Here we may put faces to the two primary characters. The young woman is Mary Magdalene, and her Beloved is, of course, the Lord Jesus Christ. From John 20 we read:

“Early on the first day of the week, while it was still dark, Mary Magdalene went to the tomb and saw that the stone had been removed from the entrance. So, she came running to Peter and the other disciple, and said, ‘They have taken the Lord out of the tomb, and we don’t know where they have put him!’
“Soon thereafter, Mary returned to the tomb. There she stood outside the tomb crying. As she wept, she bent over to look into the tomb and saw two angels in white, seated where Jesus’ body had been, one at the head and the other at the foot. They asked her, ‘Woman, why are you crying?’ ‘They have taken my Lord away,’ she said, ‘and I don’t know where they have put him.’
“She turned around and saw Jesus standing there, but she did not realize it was Jesus. ‘Woman,’ he said, ‘why are you crying? Who is it you are looking for?’ Thinking he was the gardener, she said, ‘Sir, if you have carried him away, tell me where you have put him, and I will get him.’
“Jesus said to her, ‘Mary.’ She turned toward him and cried out… ‘Rabboni!’… Jesus said, ‘Do not keep holding me, for I must go to the Father’… Mary Magdalene went to the disciples with the news: ‘I have seen the Lord!’“ (John 20:1,2,11-18).

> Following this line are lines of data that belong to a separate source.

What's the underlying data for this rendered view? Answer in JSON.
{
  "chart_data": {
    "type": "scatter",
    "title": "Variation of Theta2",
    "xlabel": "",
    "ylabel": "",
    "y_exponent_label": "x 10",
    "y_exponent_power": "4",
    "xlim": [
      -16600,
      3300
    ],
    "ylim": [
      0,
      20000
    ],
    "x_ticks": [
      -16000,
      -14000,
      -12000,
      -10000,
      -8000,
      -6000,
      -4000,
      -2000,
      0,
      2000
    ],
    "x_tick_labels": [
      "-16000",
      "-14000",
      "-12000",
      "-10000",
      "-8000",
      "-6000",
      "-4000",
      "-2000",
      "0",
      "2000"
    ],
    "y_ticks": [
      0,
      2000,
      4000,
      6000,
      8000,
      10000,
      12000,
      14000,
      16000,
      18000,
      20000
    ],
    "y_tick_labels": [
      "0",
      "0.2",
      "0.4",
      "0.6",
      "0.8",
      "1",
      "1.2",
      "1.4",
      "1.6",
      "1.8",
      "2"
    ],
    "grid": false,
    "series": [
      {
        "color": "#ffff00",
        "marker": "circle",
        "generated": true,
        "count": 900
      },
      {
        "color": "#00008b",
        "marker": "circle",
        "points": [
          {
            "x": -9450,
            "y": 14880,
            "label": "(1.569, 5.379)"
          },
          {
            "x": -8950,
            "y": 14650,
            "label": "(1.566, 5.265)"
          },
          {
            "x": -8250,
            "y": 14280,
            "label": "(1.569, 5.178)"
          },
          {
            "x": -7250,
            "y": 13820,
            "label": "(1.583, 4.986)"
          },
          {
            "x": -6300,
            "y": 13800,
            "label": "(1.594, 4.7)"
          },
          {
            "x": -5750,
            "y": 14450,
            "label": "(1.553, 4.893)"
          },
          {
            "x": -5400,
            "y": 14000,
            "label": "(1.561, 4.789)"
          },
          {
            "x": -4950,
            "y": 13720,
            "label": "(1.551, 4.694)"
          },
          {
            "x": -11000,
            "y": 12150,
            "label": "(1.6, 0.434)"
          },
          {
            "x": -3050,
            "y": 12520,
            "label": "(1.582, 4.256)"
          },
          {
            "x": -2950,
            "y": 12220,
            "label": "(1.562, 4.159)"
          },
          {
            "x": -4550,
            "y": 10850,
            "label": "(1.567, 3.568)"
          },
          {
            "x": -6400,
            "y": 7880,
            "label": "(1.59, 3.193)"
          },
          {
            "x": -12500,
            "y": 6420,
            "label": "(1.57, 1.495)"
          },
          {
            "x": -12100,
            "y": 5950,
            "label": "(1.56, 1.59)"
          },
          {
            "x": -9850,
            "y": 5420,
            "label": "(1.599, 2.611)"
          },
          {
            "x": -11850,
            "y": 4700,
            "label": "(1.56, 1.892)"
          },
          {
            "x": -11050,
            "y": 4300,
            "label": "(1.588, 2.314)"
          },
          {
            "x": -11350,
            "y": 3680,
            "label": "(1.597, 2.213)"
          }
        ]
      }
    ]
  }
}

So much might be said about these parallel passages. They deserve a thorough study; but for now, just a few thoughts:

  1. The phrase in Song of Songs 5:7 describes city watchmen beating the young woman. The counterpart in John 20 has angelic watchmen greeting Mary Magdalene. As believers in Christ, we can receive both during our lives of faith: occasional tribulations interspersed with messages of promise and hope (cp. Matt 28:6,7; Mark 16:6; Luke 24:6: “He has risen”).
  2. In the Song of Songs, the young woman clings to her Beloved and will not let him go (3:4). In John 20, Mary seems to have clung to her beloved Jesus in the same way, even though the narrative omits that point. The KJV reads, “Touch me not.” (v. 17), but the better translation would be, “Do not keep holding me.”

A Final Thought

In the Song of Songs, the believer’s fervent desire for Christ to return is likened to a young woman longing to see her sweetheart again. In the Gospels, Mary Magdalene personifies this same desire.

However, the woman in the Song of Songs expresses such intense love for her chosen one that we may shy away from reading parts of this book. The imagery of the Song of Songs is more sensual than any other part of Scripture. In the inspired writings of the Old Testament, the love of a man for a woman (or the love of a woman for a man) is described by the same Hebrew word (“ahava”) as the love for family, the love for neighbors, and even the love for strangers—as well as the believer’s love for God! Such a profound love as this last one appears to be the same kind of love as all the others, but at the same time a step up to a higher plane.

Our problem with this element in the Song of Songs is that we have been culturally conditioned to avoid such open expressions of erotic love. But if we can appreciate that other cultures, in the Middle East, for example, embraced such poems as valid expressions of both sensual love and divine love, then we can find real spiritual value in the Song of Songs.